The causes for insomnia are varied but usually, it’s the simplest solutions are the ones that work best. Ask yourself the following questions:
- Do you spend a lot of time at night online or in front of your computer? Do you stay on your computer while you wait to get sleepy enough to go to sleep?
- Do you watch TV while trying to fall asleep, and do you leave it on in your room while you sleep?
- Do you have lights on?
- Do you eat late in the evening?
- Do you drink caffeinated foods or beverages?
- Have you tried to use melatonin or other sleep aids to help you sleep?
If you can answer yes to any of these questions, then consider this…
The first thing a person should try to do who is struggling with insomnia is to turn off the TV, music, computer, and lights. Make the room as dark and as quiet as possible. Any stimulation our subconscious mind can latch onto it will. Even people who say they fall asleep well with the TV damage their quality of sleep if infomercials are playing all night.
Next, eliminate caffeine late in the day. The half-life of caffeine for the average adult is 5.7 hours. So if you drink 16 ozs of coffee at noon, going onto 6 PM you’ll still have roughly 100mg of caffeine in your system.
A lot of coffee drinkers or people who drink a lot of caffeinated drinks don’t really realize how powerful of a stimulant caffeine is because they no longer get that “feeling” rush of energy they did when they first started drinking coffee. It’s a lot like the reason that smokers or nicotine users don’t get that buzzy feeling they got the first time they took a nicotine hit.
But that doesn’t mean these stimulants are not having a dramatic effect on our sleep quality and contributing to our insomnia.
Eating or exercising late in the evening is also a contributor.
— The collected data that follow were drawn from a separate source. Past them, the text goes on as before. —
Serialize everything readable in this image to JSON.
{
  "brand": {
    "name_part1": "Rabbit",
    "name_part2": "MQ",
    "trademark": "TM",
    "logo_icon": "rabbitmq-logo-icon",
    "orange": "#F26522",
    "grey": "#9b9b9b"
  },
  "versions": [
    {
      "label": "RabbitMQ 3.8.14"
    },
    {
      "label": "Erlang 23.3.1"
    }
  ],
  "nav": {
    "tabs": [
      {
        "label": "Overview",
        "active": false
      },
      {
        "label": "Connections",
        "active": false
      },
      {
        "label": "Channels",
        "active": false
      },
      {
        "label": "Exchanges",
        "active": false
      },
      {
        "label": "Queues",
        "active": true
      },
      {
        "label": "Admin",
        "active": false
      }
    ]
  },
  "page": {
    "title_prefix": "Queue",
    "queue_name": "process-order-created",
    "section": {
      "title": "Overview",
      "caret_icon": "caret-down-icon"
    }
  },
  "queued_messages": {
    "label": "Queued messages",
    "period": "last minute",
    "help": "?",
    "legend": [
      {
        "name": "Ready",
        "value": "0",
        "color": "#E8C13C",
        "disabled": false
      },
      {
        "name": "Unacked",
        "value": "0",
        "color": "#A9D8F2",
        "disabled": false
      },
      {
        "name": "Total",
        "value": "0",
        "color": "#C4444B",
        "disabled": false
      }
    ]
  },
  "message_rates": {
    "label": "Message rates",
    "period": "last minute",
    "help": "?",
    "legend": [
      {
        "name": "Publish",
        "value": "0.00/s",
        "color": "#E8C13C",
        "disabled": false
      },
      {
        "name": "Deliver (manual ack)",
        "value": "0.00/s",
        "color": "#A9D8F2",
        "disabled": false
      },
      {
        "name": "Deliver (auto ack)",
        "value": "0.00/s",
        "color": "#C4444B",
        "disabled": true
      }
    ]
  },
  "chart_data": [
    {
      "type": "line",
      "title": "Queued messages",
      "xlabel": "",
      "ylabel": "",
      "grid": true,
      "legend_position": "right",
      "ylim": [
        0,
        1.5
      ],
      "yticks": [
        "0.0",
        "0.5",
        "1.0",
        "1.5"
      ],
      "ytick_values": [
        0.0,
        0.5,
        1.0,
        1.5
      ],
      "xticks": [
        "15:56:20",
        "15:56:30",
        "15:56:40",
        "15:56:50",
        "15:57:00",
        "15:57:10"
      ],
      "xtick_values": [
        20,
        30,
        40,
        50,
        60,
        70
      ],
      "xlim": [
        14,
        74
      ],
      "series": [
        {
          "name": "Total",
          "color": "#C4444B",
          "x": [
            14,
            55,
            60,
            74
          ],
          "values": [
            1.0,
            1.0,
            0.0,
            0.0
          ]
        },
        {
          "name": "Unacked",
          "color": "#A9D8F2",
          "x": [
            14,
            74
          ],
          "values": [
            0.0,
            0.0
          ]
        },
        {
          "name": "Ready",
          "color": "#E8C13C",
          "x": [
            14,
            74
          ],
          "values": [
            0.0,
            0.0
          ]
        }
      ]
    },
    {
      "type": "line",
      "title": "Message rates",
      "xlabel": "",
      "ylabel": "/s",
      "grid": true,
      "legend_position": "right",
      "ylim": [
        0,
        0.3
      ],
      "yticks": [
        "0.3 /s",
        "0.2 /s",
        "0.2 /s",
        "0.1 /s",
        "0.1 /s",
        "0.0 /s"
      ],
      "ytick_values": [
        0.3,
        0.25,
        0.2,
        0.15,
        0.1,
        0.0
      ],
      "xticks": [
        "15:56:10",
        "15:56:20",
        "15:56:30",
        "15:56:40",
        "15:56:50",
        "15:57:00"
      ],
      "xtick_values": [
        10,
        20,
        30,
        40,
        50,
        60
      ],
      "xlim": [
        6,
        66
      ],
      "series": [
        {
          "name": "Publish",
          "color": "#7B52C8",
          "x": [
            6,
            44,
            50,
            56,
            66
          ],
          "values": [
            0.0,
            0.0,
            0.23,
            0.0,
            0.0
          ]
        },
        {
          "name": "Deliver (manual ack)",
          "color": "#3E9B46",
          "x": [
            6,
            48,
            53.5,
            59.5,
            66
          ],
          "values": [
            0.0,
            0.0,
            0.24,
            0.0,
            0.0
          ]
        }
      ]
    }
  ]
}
People are busy or they’re trying to use eating windows or fit in a workout after a busy work schedule. All of these habits can affect sleep quality.
Using sleep aids won’t work in the long run. Even natural sleep aids. Your body will just adjust to them. Even something like melatonin or valerian root. And whatever you do don’t try over the counter sleep aids, they’re just antihistamines they’ll lose their effectiveness over time, and even when they do work to help you go to sleep your sleep quality will suffer.
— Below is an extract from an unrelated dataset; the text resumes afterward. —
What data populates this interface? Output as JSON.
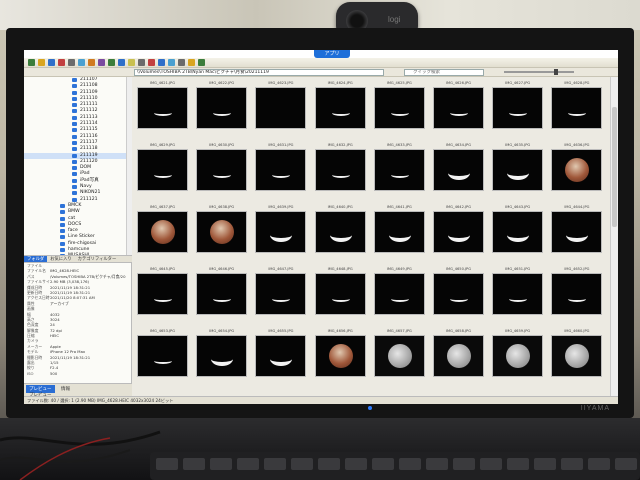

Finally, alcohol is a terrible sleep disrupter. I know it seems counter-intuitive because the toxin depresses our neurological system, but when it comes to sleep quality drinking alcohol can really have an effect. So avoid the “night cap”
These are the common solutions people should try for a while (not just one or two nights) before they give up and move on to looking for other physiological reasons for their insomnia. Apply Occam’s razor to diagnosing physiological disorders. Because the simplest solution is usually correct.
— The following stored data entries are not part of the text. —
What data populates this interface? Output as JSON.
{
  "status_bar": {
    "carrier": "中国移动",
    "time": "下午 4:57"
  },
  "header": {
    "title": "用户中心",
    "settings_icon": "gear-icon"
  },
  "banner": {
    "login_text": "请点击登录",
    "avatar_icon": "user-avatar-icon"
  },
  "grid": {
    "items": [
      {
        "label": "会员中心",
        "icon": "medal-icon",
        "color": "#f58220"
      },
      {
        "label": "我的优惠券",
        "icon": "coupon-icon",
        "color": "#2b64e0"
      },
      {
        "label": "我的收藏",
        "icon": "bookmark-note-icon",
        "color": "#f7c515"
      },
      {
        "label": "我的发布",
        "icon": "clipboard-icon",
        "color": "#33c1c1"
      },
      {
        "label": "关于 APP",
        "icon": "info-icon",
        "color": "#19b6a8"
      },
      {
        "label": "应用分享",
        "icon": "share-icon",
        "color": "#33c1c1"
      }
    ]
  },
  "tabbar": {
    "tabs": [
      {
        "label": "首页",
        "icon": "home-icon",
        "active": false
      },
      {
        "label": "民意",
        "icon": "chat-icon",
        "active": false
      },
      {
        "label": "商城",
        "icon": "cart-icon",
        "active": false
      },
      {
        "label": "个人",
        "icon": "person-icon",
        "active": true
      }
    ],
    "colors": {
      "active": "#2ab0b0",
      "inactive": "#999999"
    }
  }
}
As a former decades-long insomniac sufferer and confirmed night owl, I can tell you some of these were my problems. I stop drinking caffeine around noon. When it’s time to go to bed, I turn off the computer, TV, and lights and go to bed in a dark room. I don’t fight with the thoughts in my head. I don’t think about going to sleep or struggle with the thought of trying to go to sleep…It just happens now.